“The next industrial revolution won’t just happen in factories, but inside the machines that power them. This is the rise of the electro-industrial stack—combined tech that powers electric vehicles, drones, data centers, & modern manufacturing.” This assertion, made by a16z Investing Partner Ryan McEntush, sets the stage for the dramatic technological shifts predicted by Andreessen Horowitz partners in their “Big Ideas for 2026.” McEntush, alongside General Partners Angela Strange and Sarah Wang, outlined three industries—American industrial production, financial services, and enterprise software—that are not just adopting AI, but are poised for fundamental re-architecture within the next three years. Their collective commentary serves as a critical strategic brief for founders, investors, and incumbents navigating the immediate future of deep technology and business automation.
The first major idea centers on the necessity of establishing the “Electro-Industrial Stack” in the United States, a foundation of integrated hardware and software essential for national competitiveness. McEntush argues that while America retains the intellectual capability to develop core technologies—citing examples like rare earth processing—the real strategic challenge lies in building the industrial ecosystem at scale. Unlike China, which possesses mature, vertically integrated supply chains spanning multiple tiers of suppliers, components, and raw materials, American companies often face the necessity of vertical integration not by strategy, but by necessity. This lack of a robust, domestic ecosystem creates bottlenecks that stifle rapid innovation and scaling.
Solving this challenge requires a deliberate blend of traditional industrial expertise and modern software talent. Companies like SpaceX and Anduril, which have successfully pulled propulsion and engineering talent from legacy contractors and combined it with agile software development, offer a blueprint. McEntush emphasized that true success hinges on co-locating engineering and manufacturing, enabling concepts like design for manufacturing to flourish. If the US fails to own these core supply chains—which include everything from batteries and power electronics to motors and compute—it risks ceding not only economic advantage but military and geopolitical power in the 21st century.
The second area facing imminent disruption is financial services and insurance, where decades-old legacy systems are finally proving too costly to maintain. General Partner Angela Strange predicts a dramatic turning point driven by AI-native alternatives. She argues that the institutional risk calculus has fundamentally changed: “In 2026, the risk of not modernizing to take full advantage of AI will outweigh the risk of failure, and we’ll see large financial institutions let their legacy vendor contracts lapse and start implementing newer, AI-native alternatives.”
Incumbents are increasingly finding their mainframe-era systems unable to cope with modern scale and complexity, leaving significant revenue on the table. New AI-first platforms are solving this by unifying disparate data silos—from legacy cores and external sources to unstructured documents—into a single system of record. This unification enables two critical shifts: workflows become parallel rather than sequential, and previously distinct categories, such as fraud, risk, and compliance, merge into a single, AI-first risk platform.
The implications for market structure are profound. Category winners will become 10x bigger, not just due to better software, but because the software consumes labor that humans didn’t want to do anyway, or that companies couldn’t hire for fast enough. This shift allows financial institutions to transform low-margin business areas into high-margin operations almost overnight, creating immense competitive pressure on slower adopters.

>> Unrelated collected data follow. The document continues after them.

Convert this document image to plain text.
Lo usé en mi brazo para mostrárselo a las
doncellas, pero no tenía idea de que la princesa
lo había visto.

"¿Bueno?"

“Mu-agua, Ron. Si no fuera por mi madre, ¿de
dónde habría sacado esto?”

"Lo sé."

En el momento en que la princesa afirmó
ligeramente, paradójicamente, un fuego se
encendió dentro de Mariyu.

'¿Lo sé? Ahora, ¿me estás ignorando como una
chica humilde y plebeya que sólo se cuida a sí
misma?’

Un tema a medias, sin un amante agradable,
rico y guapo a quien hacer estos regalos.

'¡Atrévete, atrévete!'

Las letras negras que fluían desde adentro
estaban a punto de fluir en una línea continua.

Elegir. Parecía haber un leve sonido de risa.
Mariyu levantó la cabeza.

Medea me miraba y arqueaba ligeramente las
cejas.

Finally, in enterprise software, General Partner Sarah Wang forecasts that the “System of Record” (SoR)—the traditional, centralized database controlling core business processes—is set to lose its primacy. For decades, the data gravity of ERPs and other SoRs provided an insurmountable moat for incumbents, frustrating waves of SaaS 2.0 startups that tried to compete solely on better user interfaces.
The advent of the dynamic agent layer changes this dynamic entirely. This layer, powered by large language models (LLMs), sits closer to the user and the data, gaining the ability not just to respond, but to anticipate, coordinate, and execute end-to-end processes. Wang notes that “The real disruption in enterprise software is that the system of record will finally start to lose primacy. These systems gain the ability not just to respond, but to anticipate, coordinate, and execute end-to-end processes.” This collapses the distance between intent and execution.
For instance, in IT Service Management (ITSM), requests that once required a lengthy, manual workflow can now be fulfilled nearly instantaneously by an agent that extracts intent, classifies the request, and maps it to the necessary workflow. This emergent agent layer accrues value by providing accurate and reliable solutions directly to the user, bypassing the traditional bottlenecks of the SoR. New AI-native companies, built by founders who deeply understand industry processes and have entirely re-architected their platforms for speed and flexibility, are now positioned to disrupt established players who rely on legacy data structures. This is a massive opportunity for new players to come in and win.